And she has done more, if only by accident. Her first cookbook, a slender volume focusing on "party favorites," was a surprise gift. Her son, Rey Gonzalez, a quality control worker at a nuclear plant in Sugarland, Texas, delivered it to her for Christmas.
"My son had been begging me for all my recipes, and I had taken my own sweet time sending them to him," she says. It wasn't that she wanted to deprive her son of mama's enchiladas. The fact is, she didn't know the recipes. There was no paper trail, no little set of index cards neatly arranged in alphabetical order. For Bea, it was all about instinct.
"Many of these are [recipes] I've invented," she says. "It was always a handful of this, a little more of that. Till you get it right. And you just do it. You make it."
"I gave my son a recipe for enchilada gravy," Bea says. "He calls and says to me, 'Mama, do I really have to make this much?' Because the amount that I made was for 50 enchiladas, not for just a family. But that same gravy is for chicken or beef or turkey. It's for any kind of enchilada. So you make it and freeze it. When you want another kind of enchilada, you take it out and use it. Oh, my husband. He used to get angry because I would make so much food, and he'd say, 'Why do you have to make so much food?' I don't know."
Of course, Bea Gonzalez the accidental author was also the accidental chef. Everything she did, to hear her tell it, was all someone else's idea.

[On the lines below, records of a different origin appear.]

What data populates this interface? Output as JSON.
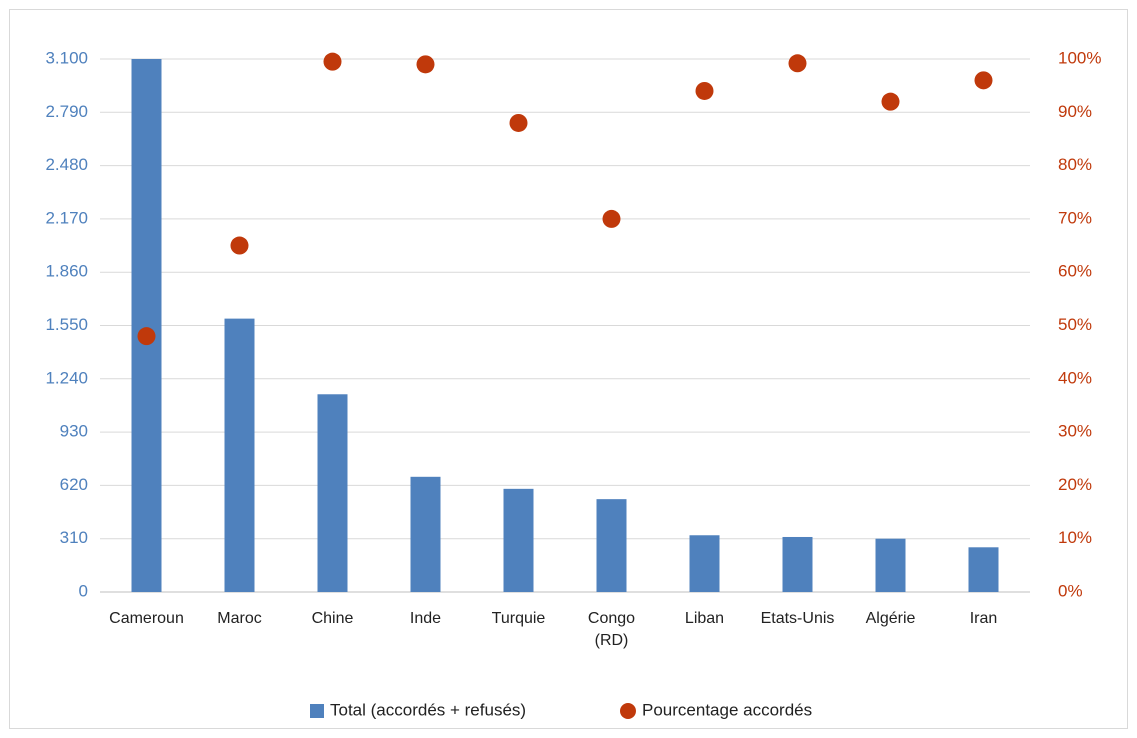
{
  "chart_data": {
    "type": "bar",
    "categories": [
      "Cameroun",
      "Maroc",
      "Chine",
      "Inde",
      "Turquie",
      "Congo (RD)",
      "Liban",
      "Etats-Unis",
      "Algérie",
      "Iran"
    ],
    "category_lines": [
      [
        "Cameroun"
      ],
      [
        "Maroc"
      ],
      [
        "Chine"
      ],
      [
        "Inde"
      ],
      [
        "Turquie"
      ],
      [
        "Congo",
        "(RD)"
      ],
      [
        "Liban"
      ],
      [
        "Etats-Unis"
      ],
      [
        "Algérie"
      ],
      [
        "Iran"
      ]
    ],
    "series": [
      {
        "name": "Total (accordés + refusés)",
        "type": "bar",
        "axis": "left",
        "color": "#4f81bd",
        "values": [
          3100,
          1590,
          1150,
          670,
          600,
          540,
          330,
          320,
          310,
          260
        ]
      },
      {
        "name": "Pourcentage accordés",
        "type": "scatter",
        "axis": "right",
        "color": "#c0390b",
        "values": [
          48,
          65,
          99.5,
          99,
          88,
          70,
          94,
          99.2,
          92,
          96
        ]
      }
    ],
    "y_left": {
      "ylim": [
        0,
        3100
      ],
      "ticks": [
        0,
        310,
        620,
        930,
        1240,
        1550,
        1860,
        2170,
        2480,
        2790,
        3100
      ],
      "tick_labels": [
        "0",
        "310",
        "620",
        "930",
        "1.240",
        "1.550",
        "1.860",
        "2.170",
        "2.480",
        "2.790",
        "3.100"
      ],
      "color": "#4f81bd"
    },
    "y_right": {
      "ylim": [
        0,
        100
      ],
      "ticks": [
        0,
        10,
        20,
        30,
        40,
        50,
        60,
        70,
        80,
        90,
        100
      ],
      "tick_labels": [
        "0%",
        "10%",
        "20%",
        "30%",
        "40%",
        "50%",
        "60%",
        "70%",
        "80%",
        "90%",
        "100%"
      ],
      "color": "#c0390b"
    },
    "title": "",
    "xlabel": "",
    "ylabel": "",
    "grid": true,
    "legend": "bottom"
  }
}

Her unofficial culinary career began shortly after moving from her parents' home in Texas to the port city of Tampico, Mexico. "I've cooked since I was 7 years old," she says. "I was an orphan with five brothers and I lived with my aunt. But I had to cook a lot. Five brothers! But this food I was cooking, it was nothing special," she says. "It was mostly the same things every day. Beans and rice. Maybe a steak. There was not much variety."
When Bea moved to Memphis in the 1970s, she joined First Baptist Church. "They had a secretary there then named Mr. Love," Bea says. "And he said, 'Don't you want to work, Bea?' And I said, well, yes, but my husband doesn't want me to work. So he said, 'I'll talk to Lupe.'" After a short talk with Lupe, Bea was working as a waitress, first at the Knickerbocker, then at John Grisanti's. Then that same wonderful man, Mr. Love, asked, "Bea, don't you want to have your own restaurant?"
In 1983, Lupe & Bea's opened its doors. Hung top to bottom with Mexican marionettes and featuring not only Tex-Mex but also Cuban food (unheard-of in Memphis at the time), it quickly became the stuff of Midtown legend.
"Z Z Top loved to eat the vegetarian food," she says of the bearded ones who used to thank Lupe and Bea in the liner notes of their records. "Stevie Ray Vaughan came all the time before he died in the crash," Bea says. "He came to my restaurant every time he hit town."
Esteban Nodal, the Cuban chef responsible for much of the restaurant's distinctive flavor, just showed up on Bea's doorstep one day looking for work. She tried to send him away.
"Just before I was about to open, a friend brought me this Cuban person," Bea says. "The man said he was looking for work and I said, no, I can't afford to pay anybody. I can't afford to pay myself. But he begged me, 'Oh please just give me a chance. Give me two weeks to work for you and don't pay me -- just so I can show you what I can do.'"
So, in exchange for his two weeks of service, Bea offered Esteban an empty apartment in the back of her home. It was an apartment that Bea, nicknamed "Honey Bea" by her friends in the Cuban community, often offered free of charge to Cuban immigrants trying to get established in Memphis. Esteban still lives there today.
Lupe and Bea's Tex-Mex Cookbook may come as a big disappointment for overexcitable fans who remember well and are hoping to learn the secrets of the restaurant's savory paella. None of that is covered, but Bea promises that this unexpected book is only an appetizer. There are more and more detailed cookbooks on the way. "My son," she says, "he has been pressuring me for more and more recipes. The Cuban cookbook will be much fatter."